剛剛雖然是黑燈瞎火,宣採薇也只看得一瞬。
但她看得清清楚楚。
秦隱的心口處——
有十幾道明顯的抓痕。
還是印子十分深的新傷。
宣採薇光看一眼都覺得眼疼, 也不知道秦隱這幾日消失去幹了何事, 竟然在心口處, 留下如此多道傷痕。
雖不至於要命,但每一道抓痕的印子都很深, 將皮肉翻開, 血色飛舞,看着可怖的緊。
不過, 宣採薇本打算改日再對秦隱施展入夢咒訣。
卻沒想到計劃沒有變化快。
那日,秦隱難得白日出現在書房內。
手上似乎還拿着一個東西, 待他走近後, 宣採薇纔看清,秦隱手上拿的是一個白色錦囊,其上乾乾淨淨倒是沒有任何紋飾。

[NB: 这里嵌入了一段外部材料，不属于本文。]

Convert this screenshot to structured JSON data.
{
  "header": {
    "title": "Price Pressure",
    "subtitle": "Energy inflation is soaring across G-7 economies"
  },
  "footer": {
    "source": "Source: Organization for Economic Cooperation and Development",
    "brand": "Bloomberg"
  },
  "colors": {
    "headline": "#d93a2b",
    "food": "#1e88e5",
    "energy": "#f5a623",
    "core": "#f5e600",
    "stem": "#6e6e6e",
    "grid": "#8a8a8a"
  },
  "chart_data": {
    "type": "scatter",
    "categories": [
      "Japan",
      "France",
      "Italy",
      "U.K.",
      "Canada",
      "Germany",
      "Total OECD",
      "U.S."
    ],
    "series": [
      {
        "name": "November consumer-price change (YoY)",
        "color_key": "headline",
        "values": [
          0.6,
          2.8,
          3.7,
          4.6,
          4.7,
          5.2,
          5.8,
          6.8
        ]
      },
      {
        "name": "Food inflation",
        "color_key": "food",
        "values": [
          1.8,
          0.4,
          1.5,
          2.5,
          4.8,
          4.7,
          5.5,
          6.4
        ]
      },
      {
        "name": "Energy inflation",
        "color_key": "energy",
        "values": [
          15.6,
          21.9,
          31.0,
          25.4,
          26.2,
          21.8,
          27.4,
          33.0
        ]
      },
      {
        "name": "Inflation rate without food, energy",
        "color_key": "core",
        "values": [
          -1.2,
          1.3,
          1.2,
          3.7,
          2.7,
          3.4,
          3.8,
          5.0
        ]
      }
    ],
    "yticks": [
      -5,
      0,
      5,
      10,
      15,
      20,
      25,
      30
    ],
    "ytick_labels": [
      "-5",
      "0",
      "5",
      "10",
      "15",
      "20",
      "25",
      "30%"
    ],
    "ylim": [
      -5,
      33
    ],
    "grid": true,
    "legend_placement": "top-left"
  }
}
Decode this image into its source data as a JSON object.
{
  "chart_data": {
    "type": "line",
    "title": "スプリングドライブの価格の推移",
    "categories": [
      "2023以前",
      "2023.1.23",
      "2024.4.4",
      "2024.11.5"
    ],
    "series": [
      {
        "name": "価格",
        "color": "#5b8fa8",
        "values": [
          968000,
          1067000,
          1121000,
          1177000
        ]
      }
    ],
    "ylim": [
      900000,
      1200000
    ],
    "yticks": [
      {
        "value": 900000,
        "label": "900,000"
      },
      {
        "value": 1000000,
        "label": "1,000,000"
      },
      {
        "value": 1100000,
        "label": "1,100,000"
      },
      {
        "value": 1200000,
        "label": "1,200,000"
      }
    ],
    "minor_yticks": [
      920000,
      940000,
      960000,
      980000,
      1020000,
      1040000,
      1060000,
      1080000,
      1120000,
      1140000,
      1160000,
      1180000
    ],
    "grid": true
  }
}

雖然秦隱眼上蒙着白布, 但卻好像是個正常人般,精準地摸向宣採薇的“小胖腿”,然後將錦囊掛在了宣採薇的“小胖腿”上。
宣採薇正疑惑着秦隱是何意,耳邊卻聽到秦隱慢慢道來的聲音。
“一會我便要啓程,同母親去京郊寺院齋戒幾日,我走後,書房該是會加派人手護持,天熱蚊蟲多,這羣侍衛們估計一個小蟲子都不會放過。”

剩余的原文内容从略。